Every story must have rising action and so next comes the failures of the polynomials which couldn’t make the cut. In the heat of the battle, these were the cannon fodder. The reducible polynomials of degree 2 over \(GF(5)\).

- \(x^2 = x•x\)
- \(x^2+1 = (x+2)•(x+3)\)
- \(x^2+4 = (x+1)•(x+4)\)
- \(x^2+x = x(x+1)\)
- \(x^2+x+3 = (x+2)•(x+4)\)
- \(x^2+x+4 = (x+3)•(x+3)\)
- \(x^2+2x = x(x+2)\)
- \(x^2+2x+1 = (x+1)•(x+1)\)
- \(x^2+2x+2 = (x+3)•(x+4)\)
- \(x^2+3x = x(x+3)\)
- \(x^2+3x+1 = (x+4)•(x+4)\)
- \(x^2+3x+2 = (x+1)•(x+2)\)
- \(x^2+4x = x(x+4)\)
- \(x^2+4x+3 = (x+1)•(x+3)\)
- \(x^2+4x+4 = (x+2)•(x+2)\)

## The Non-primitive Polynomials

Then these polynomials managed to pass the first test only to fail in another. An n-degree primitive polynomial over \(GF(p)\) must not divide \(x^m-1\) for any \(m<p^n-1\). In this case that means it must not divide \(x^m+4\) for any \(m<24\). So these polynomials fail that test; they got in a few licks before falling but ultimately didn’t make it.

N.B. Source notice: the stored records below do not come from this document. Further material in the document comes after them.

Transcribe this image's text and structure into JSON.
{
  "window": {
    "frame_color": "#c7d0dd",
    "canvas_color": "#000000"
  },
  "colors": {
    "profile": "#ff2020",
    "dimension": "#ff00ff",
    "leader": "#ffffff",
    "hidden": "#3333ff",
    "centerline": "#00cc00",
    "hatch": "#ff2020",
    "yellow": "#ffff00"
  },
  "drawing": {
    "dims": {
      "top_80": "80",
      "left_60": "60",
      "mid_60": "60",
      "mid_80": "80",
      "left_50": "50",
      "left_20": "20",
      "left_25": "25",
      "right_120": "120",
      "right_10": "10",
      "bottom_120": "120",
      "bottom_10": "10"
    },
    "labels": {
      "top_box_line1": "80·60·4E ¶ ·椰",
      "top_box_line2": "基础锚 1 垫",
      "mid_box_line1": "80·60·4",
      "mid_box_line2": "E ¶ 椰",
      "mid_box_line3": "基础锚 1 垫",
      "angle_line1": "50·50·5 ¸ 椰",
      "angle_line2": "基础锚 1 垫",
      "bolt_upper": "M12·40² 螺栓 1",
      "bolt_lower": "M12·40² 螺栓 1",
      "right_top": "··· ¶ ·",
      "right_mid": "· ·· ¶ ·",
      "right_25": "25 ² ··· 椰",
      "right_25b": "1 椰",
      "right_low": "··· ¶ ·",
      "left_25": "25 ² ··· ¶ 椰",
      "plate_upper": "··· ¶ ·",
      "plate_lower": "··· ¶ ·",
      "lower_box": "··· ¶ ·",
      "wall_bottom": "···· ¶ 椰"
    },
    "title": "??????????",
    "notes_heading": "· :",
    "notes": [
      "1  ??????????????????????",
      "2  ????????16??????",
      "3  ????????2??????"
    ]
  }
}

- \(x^2+2\) divides \(x^m+4\) for \(m=8,16\)
- \(x^2+3\) divides \(x^m+4\) for \(m=8,16\)
- \(x^2+x+1\) divides \(x^m+4\) for \(m=3,6,9,12,15,18,21\)
- \(x^2+2x+4\) divides \(x^{12}+4\)
- \(x^2+3x+4\) divides \(x^{12}+4\)
- \(x^2+4x+1\) divides \(x^m+4\) for \(m=6,12,18\)

## The Primitive Polynomials

Now we finally reach the victors, the primitive polynomials. There are 4 of these and for each I’ll list the powers of \(\alpha\) in vector notation starting with \(\alpha^0\)

- \(x^2+x+2\) or \(x^2=4x+3\)
- 01, 10, 43, 42, 32, 44, 02, 20, 31, 34, 14, 33, 04, 40, 12, 13, 23, 11, 03, 30, 24, 21, 41, 22

- \(x^2+2x+3\) or \(x^2=3x+2\)
- 01, 10, 32, 11, 42, 43, 03, 30, 41, 33, 21, 24, 04, 40, 23, 44, 13, 12, 02, 20, 14, 22, 34, 31

- \(x^2+3x+3\) or \(x^2=2x+2\)
- 01, 10, 22, 14, 12, 42, 03, 30, 11, 32, 31, 21, 04, 40, 33, 41, 43, 13, 02, 20, 44, 23, 24, 34

- \(x^2+4x+2\) or \(x^2=x+3\)
- 01, 10, 13, 43, 22, 41, 02, 20, 21, 31, 44, 32, 04, 40, 42, 12, 33, 14, 03, 30, 34, 24, 11, 23

And those are the primitive polynomials to construct \(GF(5^2)\). Hope you had as much fun going through these results as I did finding them.